Со временем я почти перестала заходить в эту комнату, появлялась, только чтобы покормить его и подложить судно. Не хотелось встречаться с ним взглядом. Правда, вместо меня его мутные зрачки видят один силуэт с размытыми контурами. Он тоже опускает веки, отводит глаза. Мы как будто оба боимся, что, глядя друг на друга, случайно увидим и того, кто стоит между нами.

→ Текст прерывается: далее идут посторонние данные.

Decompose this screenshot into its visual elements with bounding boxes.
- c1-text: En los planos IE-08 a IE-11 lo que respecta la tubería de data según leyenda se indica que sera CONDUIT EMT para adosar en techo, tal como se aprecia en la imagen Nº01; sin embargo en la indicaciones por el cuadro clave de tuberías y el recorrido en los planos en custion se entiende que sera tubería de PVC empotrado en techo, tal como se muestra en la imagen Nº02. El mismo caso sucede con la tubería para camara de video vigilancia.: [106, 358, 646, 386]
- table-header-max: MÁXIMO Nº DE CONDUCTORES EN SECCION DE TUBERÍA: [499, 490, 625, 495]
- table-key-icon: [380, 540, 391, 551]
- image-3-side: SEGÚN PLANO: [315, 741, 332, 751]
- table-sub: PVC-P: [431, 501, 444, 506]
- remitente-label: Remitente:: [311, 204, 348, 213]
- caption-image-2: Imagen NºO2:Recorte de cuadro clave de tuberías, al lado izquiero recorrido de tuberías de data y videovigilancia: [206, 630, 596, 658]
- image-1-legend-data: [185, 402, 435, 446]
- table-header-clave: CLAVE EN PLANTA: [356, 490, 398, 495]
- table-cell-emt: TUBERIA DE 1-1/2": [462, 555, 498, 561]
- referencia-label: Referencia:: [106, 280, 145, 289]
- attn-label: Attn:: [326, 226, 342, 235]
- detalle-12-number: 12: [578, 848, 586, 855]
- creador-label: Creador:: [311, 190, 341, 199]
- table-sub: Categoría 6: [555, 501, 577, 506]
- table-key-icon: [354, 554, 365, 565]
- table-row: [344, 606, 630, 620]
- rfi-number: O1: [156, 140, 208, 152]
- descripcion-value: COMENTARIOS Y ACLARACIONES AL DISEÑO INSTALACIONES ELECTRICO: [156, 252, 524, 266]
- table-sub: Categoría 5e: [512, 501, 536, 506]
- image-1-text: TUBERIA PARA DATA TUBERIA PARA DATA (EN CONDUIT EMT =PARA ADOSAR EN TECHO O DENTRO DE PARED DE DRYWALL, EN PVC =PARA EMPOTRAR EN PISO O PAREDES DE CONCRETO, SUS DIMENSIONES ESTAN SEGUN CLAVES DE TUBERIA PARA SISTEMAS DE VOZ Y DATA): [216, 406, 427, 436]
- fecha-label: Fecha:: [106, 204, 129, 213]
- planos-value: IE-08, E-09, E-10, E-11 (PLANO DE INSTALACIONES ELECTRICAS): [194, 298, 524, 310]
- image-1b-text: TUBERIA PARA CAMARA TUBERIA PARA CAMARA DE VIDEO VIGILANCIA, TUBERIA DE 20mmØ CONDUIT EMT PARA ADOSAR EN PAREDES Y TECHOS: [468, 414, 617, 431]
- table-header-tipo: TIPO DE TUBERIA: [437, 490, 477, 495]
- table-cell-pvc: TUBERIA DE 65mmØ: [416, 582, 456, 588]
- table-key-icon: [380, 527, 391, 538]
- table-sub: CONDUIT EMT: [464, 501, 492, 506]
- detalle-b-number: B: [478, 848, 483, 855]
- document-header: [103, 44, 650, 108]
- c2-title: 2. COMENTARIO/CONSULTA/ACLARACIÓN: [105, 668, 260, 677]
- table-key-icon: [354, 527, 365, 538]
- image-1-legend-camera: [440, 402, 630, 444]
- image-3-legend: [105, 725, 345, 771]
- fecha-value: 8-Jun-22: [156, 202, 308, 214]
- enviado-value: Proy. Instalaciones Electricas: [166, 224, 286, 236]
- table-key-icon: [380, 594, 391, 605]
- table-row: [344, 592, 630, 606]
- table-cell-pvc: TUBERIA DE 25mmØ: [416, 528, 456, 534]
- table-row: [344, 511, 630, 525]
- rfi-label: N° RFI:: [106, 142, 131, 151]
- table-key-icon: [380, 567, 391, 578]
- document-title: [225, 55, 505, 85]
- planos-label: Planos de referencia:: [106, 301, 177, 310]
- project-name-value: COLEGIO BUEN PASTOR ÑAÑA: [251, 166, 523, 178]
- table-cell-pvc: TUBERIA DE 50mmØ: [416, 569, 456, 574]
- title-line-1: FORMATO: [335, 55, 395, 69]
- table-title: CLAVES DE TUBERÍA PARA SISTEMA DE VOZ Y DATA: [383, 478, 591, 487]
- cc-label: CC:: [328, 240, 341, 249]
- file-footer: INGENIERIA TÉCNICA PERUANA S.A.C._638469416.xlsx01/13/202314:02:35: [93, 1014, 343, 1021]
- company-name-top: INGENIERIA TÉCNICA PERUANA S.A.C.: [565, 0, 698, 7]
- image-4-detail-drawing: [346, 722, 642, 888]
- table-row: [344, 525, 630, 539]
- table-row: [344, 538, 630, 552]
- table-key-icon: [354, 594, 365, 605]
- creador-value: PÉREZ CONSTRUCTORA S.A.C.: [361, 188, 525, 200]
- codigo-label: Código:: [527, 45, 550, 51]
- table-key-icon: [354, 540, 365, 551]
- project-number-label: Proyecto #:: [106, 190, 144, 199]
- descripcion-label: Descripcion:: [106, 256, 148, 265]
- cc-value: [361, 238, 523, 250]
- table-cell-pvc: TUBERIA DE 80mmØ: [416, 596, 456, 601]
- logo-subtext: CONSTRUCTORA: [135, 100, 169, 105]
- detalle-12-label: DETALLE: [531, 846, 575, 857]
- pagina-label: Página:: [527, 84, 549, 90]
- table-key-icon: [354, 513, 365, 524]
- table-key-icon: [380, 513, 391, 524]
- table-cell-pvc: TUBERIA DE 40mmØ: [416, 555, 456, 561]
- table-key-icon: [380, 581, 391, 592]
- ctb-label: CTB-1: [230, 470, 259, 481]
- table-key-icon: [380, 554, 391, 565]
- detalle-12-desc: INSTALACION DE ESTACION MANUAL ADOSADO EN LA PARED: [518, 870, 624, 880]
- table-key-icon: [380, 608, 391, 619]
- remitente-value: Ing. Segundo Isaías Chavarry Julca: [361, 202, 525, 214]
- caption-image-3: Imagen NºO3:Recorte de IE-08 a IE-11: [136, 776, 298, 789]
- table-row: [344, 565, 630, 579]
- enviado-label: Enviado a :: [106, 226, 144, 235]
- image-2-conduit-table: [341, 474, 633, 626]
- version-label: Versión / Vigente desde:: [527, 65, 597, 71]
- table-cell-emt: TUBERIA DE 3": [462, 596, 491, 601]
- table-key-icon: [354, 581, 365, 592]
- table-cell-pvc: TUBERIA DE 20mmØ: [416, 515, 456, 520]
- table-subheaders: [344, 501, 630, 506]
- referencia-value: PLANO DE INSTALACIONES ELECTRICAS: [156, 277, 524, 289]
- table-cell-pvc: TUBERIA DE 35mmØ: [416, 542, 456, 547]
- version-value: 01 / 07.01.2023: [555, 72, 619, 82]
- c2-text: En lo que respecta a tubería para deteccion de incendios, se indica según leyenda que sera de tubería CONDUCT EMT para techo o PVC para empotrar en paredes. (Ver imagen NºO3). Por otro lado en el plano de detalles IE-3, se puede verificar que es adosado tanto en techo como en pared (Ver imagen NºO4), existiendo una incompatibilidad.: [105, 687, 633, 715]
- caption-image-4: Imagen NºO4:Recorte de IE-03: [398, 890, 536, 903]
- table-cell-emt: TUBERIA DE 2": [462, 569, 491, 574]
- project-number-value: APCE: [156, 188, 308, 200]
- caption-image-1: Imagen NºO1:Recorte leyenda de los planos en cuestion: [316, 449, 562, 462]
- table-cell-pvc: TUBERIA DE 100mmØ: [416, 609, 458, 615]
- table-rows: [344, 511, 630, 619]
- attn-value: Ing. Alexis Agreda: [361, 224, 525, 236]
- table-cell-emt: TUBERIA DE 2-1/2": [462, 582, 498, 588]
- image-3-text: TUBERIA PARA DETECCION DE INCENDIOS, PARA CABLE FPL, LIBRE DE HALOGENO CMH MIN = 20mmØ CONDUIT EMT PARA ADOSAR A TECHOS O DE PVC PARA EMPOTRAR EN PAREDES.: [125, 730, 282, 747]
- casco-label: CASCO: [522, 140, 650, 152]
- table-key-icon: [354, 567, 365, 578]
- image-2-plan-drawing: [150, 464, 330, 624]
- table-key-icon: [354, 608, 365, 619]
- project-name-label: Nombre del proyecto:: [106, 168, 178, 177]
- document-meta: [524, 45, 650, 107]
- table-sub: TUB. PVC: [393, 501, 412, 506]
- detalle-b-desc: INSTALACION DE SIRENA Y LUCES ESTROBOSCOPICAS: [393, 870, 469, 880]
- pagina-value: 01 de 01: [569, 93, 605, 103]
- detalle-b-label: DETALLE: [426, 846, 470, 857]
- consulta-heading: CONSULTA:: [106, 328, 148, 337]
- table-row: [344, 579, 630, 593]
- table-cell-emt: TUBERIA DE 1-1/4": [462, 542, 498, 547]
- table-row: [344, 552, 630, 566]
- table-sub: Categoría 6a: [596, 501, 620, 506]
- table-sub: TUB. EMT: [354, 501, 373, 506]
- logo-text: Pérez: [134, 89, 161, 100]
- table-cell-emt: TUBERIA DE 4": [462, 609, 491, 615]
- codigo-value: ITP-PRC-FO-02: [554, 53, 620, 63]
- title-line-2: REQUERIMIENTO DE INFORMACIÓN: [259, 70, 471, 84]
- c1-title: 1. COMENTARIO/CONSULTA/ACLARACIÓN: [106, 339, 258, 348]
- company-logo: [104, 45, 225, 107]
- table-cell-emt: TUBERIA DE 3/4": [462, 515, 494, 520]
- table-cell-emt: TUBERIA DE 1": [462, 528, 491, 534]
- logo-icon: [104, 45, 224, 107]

Обтирая его, я всегда смотрю на теплые смятые простыни за его плечом. Он такой худой, что кожа, скручиваясь, тянется за полотенцем, и кажется, что я протираю кости, одну за другой. Он отворачивается, смотрит в пол. Наверное, для него это унизительно. Когда-то он был полубогом, вершил судьбы сотен людей, а теперь его тянут за руку, чтобы протереть подмышку. Правда, надо сказать, для старика он довольно чистый, от него нормально пахнет. Наверняка это тоже следствие сильной воли – он не позволяет себе смердеть. Даже сейчас он не махнул на себя рукой.